MR CORBELL (continuing):

Mr Speaker, that is a principled position. The difficulty that the Labor Party has is with comparing that with the position of, I would argue, the Government and, certainly, Independent members. What basis do they use to guide their decision-making in relation to privatisation? Mr Speaker, they are not prepared to place on the public record unequivocally the sorts of criteria they will use for the assessment of whether any sort of entity should be privatised, corporatised or outsourced.

Mr Speaker, the Labor Party has no qualms whatsoever about making public the sorts of criteria it would use. I think that it would be interesting to test whether the other people in this place have a similar principled position when it comes to presenting clear, defined and public criteria on what processes and what issues should be addressed whenever the matter of privatisation, corporatisation or outsourcing occurs.

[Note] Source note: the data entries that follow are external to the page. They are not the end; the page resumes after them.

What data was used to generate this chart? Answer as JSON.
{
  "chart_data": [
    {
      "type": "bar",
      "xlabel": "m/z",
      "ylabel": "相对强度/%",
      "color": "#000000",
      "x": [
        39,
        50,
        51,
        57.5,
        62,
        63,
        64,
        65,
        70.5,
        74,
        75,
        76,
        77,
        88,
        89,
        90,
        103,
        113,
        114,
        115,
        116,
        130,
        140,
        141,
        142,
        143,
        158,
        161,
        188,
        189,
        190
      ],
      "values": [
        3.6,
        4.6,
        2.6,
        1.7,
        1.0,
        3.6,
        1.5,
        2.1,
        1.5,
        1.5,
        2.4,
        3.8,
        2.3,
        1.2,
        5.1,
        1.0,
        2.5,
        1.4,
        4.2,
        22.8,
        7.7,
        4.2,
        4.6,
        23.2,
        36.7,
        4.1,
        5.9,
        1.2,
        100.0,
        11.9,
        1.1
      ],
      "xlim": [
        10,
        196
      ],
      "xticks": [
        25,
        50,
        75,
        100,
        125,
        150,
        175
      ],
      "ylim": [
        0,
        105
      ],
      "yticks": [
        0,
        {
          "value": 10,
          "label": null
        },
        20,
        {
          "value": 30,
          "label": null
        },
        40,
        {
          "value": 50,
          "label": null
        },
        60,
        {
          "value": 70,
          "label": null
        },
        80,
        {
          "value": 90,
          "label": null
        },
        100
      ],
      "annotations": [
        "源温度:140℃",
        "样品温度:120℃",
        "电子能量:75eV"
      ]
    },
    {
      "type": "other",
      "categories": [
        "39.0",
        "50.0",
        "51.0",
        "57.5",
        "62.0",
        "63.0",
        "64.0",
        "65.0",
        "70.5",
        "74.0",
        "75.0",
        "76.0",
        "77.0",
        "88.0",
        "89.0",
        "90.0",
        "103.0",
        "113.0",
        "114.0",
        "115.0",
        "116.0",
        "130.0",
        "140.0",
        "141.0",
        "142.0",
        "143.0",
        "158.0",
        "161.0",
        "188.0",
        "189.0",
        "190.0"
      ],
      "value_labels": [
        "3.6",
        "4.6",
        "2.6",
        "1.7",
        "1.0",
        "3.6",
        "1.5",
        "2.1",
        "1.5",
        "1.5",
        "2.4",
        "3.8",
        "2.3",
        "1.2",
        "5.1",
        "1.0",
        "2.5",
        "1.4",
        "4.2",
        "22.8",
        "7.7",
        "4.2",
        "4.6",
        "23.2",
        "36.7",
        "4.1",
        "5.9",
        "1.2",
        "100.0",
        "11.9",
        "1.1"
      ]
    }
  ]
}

MR HUMPHRIES (Attorney-General, Minister for Justice and Community Safety and Minister Assisting the Treasurer) (5.04): Mr Speaker, I can indicate that I am quite comfortable with accepting the amendment. My party does not have any such criteria; so you have got everything you are going to get from us. Our criteria, very simply, are, if you like, about the question of public benefit or otherwise for the citizens of the ACT. So, you have got everything. I did not come in here and skite about having a document which I was not prepared to place on the public record; so, I am not particularly embarrassed by that point of view. Mr Speaker, having obtained this very secret document that was being secreted by the - - -

Mr Berry: My Speaker, I take a point of order on relevance. Mr Speaker, the debate is not about our document. Yesterday we went through this process in terms of a point of order raised by Mr Humphries in relation to an explanation that I was making. The fact of the matter is that this debate is about whether the parties and members in this place come forth with their particular criteria, not about the contents of the criteria. We can have that debate later when we have them all; it would be much fairer then.

MR HUMPHRIES: Mr Speaker, this is, of course, a debate about criteria for privatisation. That is what the motion refers to. In fact, it is about having parties table those documents.

Mr Berry: No. I take a point of order, Mr Speaker.

MR HUMPHRIES: If I can finish my point of order, Mr Berry - - -

MR SPEAKER: Order!

MR HUMPHRIES: Mr Speaker, clearly it is within the terms of this motion, and I am simply referring to the very documents that this motion is calling on parties to table. I am referring to those documents.

MR SPEAKER: I uphold your point of order.

Mr Berry: Mr Speaker, Mr Humphries did not raise a point of order; I did.